Infants with PWS are increasingly referred for GH treatment, prior to which PSG screening is recommended. The early use of GH is likely related to the early diagnosis of PWS and to recent studies suggesting benefits for treatment in infancy [33]. Obesity related OSA remains the major focus when discussing SDB in pediatric PWS [34] and routine and follow-up PSG screening is recommended in consensus guidelines and expert reviews mostly in the context of GH treatment [1], [18], [35]. Specific emphasis on SDB in infants with PWS is lacking particularly with regards to CSA. This might be related to the aforementioned limitations of the available studies, as well as to the lack of data regarding treatment of CSA.

The clinical importance of the findings of a high prevalence of CSA with associated oxygen desaturations in infancy requires further consideration. It is well documented that OSA is associated with poorer neurocognitive outcomes in children with and without PWS [30], [35]–[38]. Importantly, it is hypothesized that intermittent hypoxia is associated with oxidative stress and inflammation which may promote end-organ dysfunction [39]. To date, as CSA disorders are uncommon in children, the long term consequences of CSA are unknown.
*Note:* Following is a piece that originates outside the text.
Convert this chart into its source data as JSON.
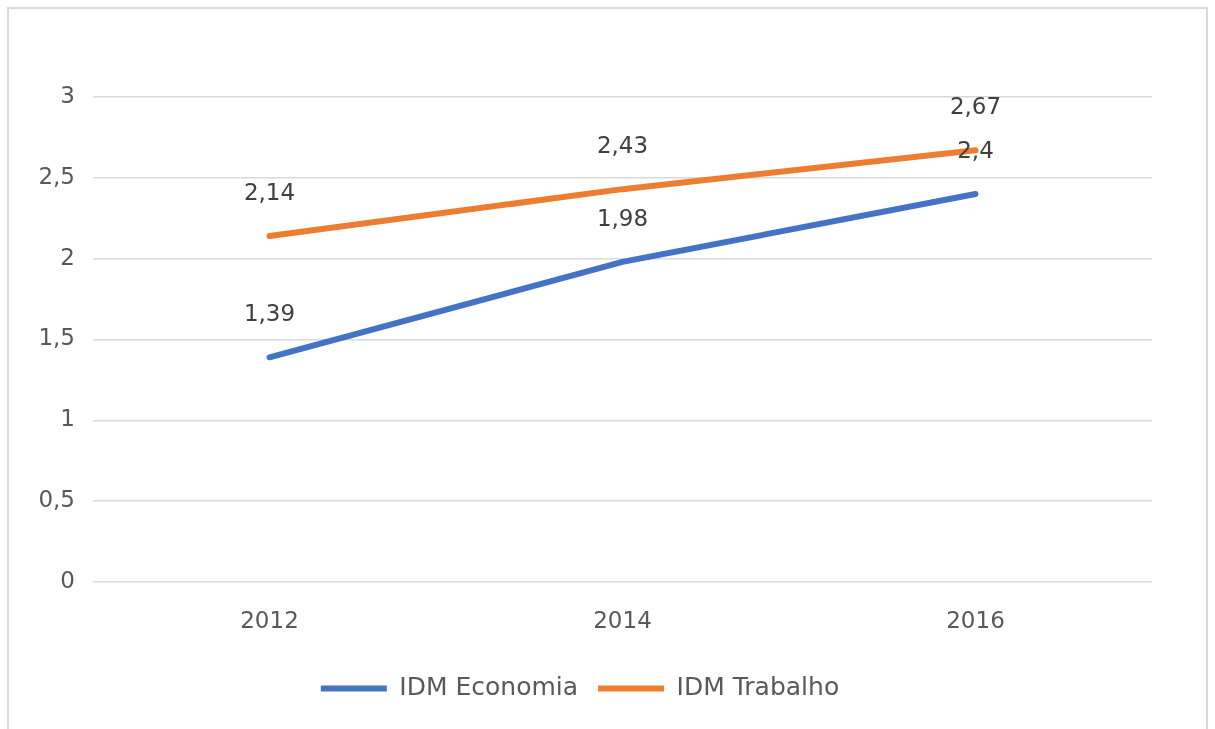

If indeed CSA and hypoxemia in infancy are associated with long term neurocognitive deficits, recognition and treatment early in infancy may have particularly beneficial outcomes in this at-risk population.
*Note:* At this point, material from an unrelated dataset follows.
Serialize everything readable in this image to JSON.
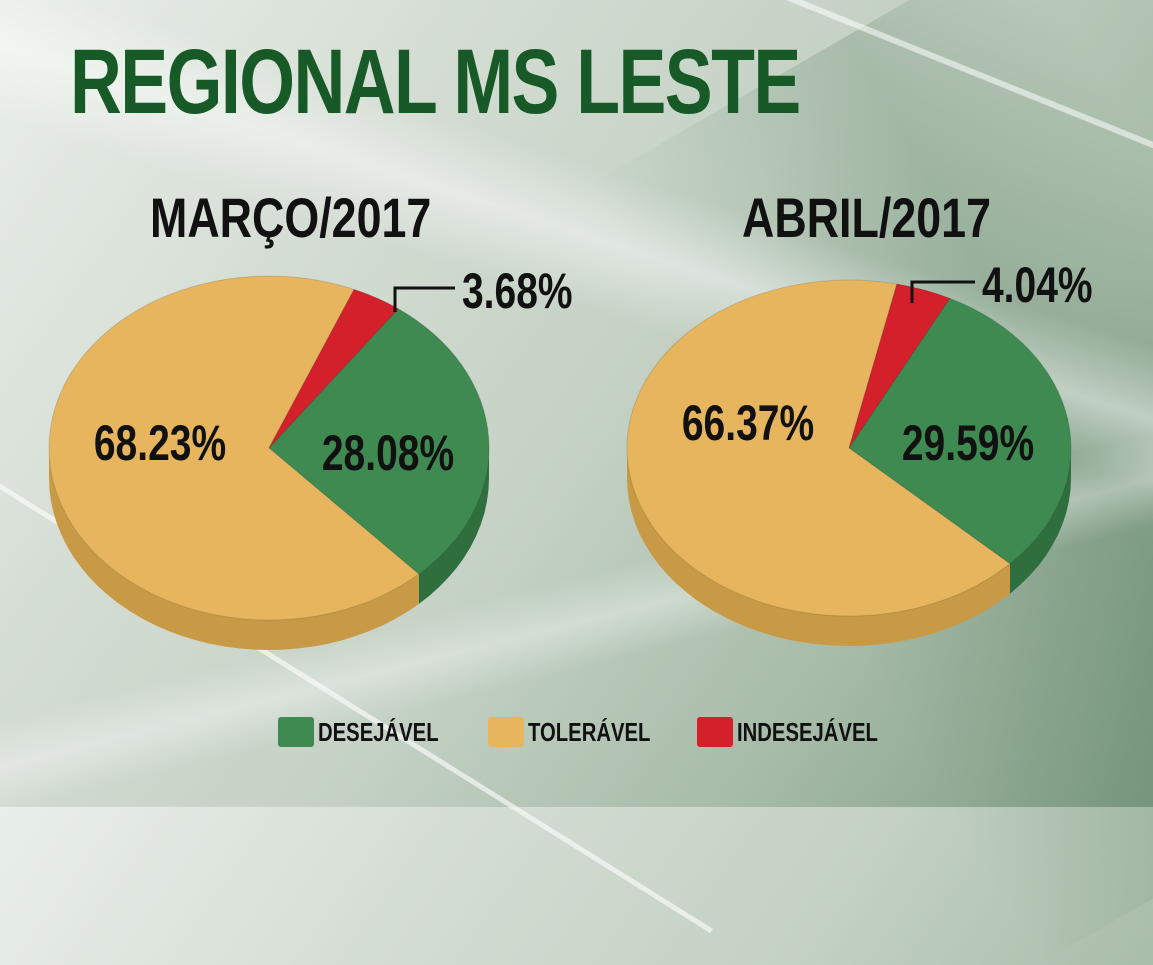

The limitations of our study include the fact that PSG studies were only performed on patients considered for GH therapy. However, currently, most infants with PWS are being referred for consideration of GH therapy regardless of clinical characteristics. Another limitation of our study is that a control group of healthy infants and children was not available for comparison. Lastly, we performed split-night studies in 4/9 of the infants with CSA, thus observing sleep for shorter though reasonably representative periods on each part of the night when compared with full night studies. Based on our experience, it is part of our current practice to perform a “split night” PSG study particularly for families who are unable to attend for 2 nights. That is, infants demonstrating significant CSA while in room air in the first half of the night, are treated with supplemental oxygen in the second half. This approach allows earlier management of CSA, particularly if PSGs are not widely available. It obviates the need for a second PSG, sparing the child and family the discomfort involved in performing an additional PSG with an overall reduction in costs.
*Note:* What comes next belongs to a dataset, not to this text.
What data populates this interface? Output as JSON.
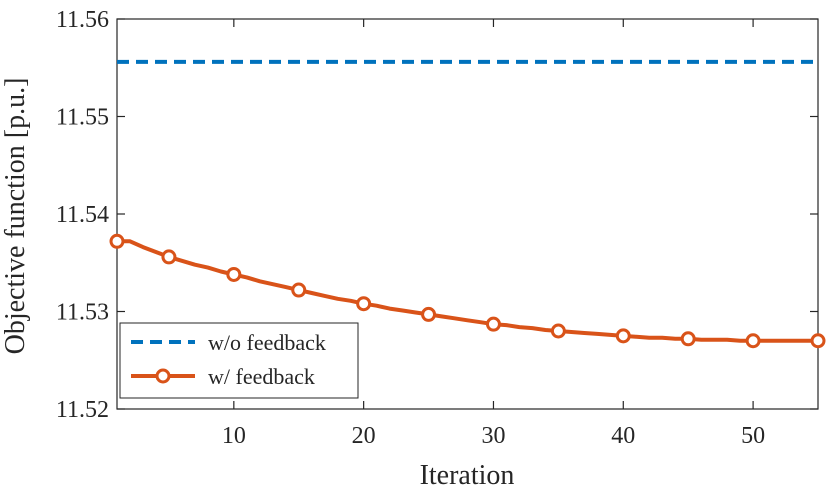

In conclusion, CSA was found to be prevalent in infants with PWS. Importantly, infants with a CAI ≥5 events per hour with associated oxygen desaturations were effectively treated with low flow oxygen. After 2 years of age, OSA predominated in PWS patients. How CSA and related hypoxemia may impact the developing brain in this vulnerable population is unknown. Oxygen therapy may improve long-term neurocognition and only longitudinal studies would be able to establish the benefit of oxygen in PWS infants. Until further conclusive evidence suggests otherwise, minimizing nocturnal oxygen desaturations and treating CSA should be considered in all infants with PWS. The authors recommend that all children with PWS, with particular attention to infants, be screened for SDB irrespective of plans for GH therapy. Until further conclusive evidence suggests otherwise, treating CSA with associated nocturnal oxygen desaturations should be considered in all infants with PWS.